Knee pain is predominant among osteoarthritis (OA) patients, but the mechanism is poorly understood. We investigated subchondral bone as a source of OA knee pain using immunohistochemistry. Fifteen medial-type OA knees with minimum involvement of the lateral compartment determined by X-ray as well as magnetic resonance imaging that received total knee arthroplasty (TKA) were involved. Each pair of the medial femoral condyle (MFC) and lateral femoral condyle (LFC) was compared obtained at the time of TKA. Osteocartilaginous MFC and LFC specimens were histologically examined and stained with antibodies against cyclooxygenase 1 (Cox-1), cyclooxygenase 2 (Cox-2), substance P, tumor necrosis factor-alpha (TNF-alpha), and neuron-specific class III beta-tubulin (TUJ1), a pan-neuronal marker.
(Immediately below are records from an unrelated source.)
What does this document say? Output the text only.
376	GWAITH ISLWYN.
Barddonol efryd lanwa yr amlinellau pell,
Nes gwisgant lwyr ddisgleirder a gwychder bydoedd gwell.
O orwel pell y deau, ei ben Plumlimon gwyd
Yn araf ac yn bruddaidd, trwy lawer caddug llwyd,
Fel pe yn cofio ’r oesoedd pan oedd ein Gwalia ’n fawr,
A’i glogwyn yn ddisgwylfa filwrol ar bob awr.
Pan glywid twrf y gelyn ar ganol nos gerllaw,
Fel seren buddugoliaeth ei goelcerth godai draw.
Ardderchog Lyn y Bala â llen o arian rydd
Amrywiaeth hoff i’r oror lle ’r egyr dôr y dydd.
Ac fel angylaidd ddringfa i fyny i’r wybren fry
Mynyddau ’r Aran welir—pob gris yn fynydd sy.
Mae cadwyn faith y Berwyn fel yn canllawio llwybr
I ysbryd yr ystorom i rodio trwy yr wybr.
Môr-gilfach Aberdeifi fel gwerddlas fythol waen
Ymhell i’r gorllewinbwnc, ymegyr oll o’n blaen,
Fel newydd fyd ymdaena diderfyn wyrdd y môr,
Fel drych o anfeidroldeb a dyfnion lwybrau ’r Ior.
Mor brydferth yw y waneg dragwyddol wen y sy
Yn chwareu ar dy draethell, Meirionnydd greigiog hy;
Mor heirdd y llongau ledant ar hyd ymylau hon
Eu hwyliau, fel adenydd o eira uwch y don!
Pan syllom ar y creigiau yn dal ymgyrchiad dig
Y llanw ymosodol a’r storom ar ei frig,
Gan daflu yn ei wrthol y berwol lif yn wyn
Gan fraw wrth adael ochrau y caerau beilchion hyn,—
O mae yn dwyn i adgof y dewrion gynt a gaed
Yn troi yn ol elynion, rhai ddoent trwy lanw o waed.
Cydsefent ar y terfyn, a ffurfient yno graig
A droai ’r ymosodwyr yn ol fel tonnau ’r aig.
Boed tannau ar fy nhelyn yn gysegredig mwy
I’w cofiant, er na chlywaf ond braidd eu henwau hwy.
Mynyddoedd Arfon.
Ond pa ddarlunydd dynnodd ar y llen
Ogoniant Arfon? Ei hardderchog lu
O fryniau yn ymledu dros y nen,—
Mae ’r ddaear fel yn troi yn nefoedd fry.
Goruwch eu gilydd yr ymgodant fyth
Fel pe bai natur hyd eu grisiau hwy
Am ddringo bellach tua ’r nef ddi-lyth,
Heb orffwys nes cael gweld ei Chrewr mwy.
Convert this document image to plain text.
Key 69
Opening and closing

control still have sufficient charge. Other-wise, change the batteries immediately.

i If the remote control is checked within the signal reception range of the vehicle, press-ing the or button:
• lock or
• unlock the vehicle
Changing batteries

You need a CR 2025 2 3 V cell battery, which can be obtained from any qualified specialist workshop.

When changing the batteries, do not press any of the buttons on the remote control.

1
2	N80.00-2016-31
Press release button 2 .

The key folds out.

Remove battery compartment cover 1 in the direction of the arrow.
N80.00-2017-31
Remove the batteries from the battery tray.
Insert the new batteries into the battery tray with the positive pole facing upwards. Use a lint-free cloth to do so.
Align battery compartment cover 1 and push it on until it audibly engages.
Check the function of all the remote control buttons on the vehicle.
Formation of cystic lesions was more frequently seen in the MFC. The lesions were composed of vascular endothelial cells, osteoclasts, and mononuclear cells and were present in similar proportions between the MFC and the LFC. Four out of 15 MFC specimens were positive for Cox-1, 15 for Cox-2, and 13 for TNF-alpha. No LFC specimens were positive for any antibodies. Substance P-positive and TUJ1-positive fibers were found in the subchondral area of the MFC, but not in the LFC. Pathological changes in the subchondral bone can be a source of knee pain, which was detectable by the positive immunoreactivity of substance P, Cox-2, TNF-alpha, and TUJ1, in the subchondral bone of affected compartments. The relatively immediate reduction in pain obtained by TKA might account for the involvement of the subchondral bone in knee pain because most of the affected subchondral plate is excised in TKA (debridement effect of TKA).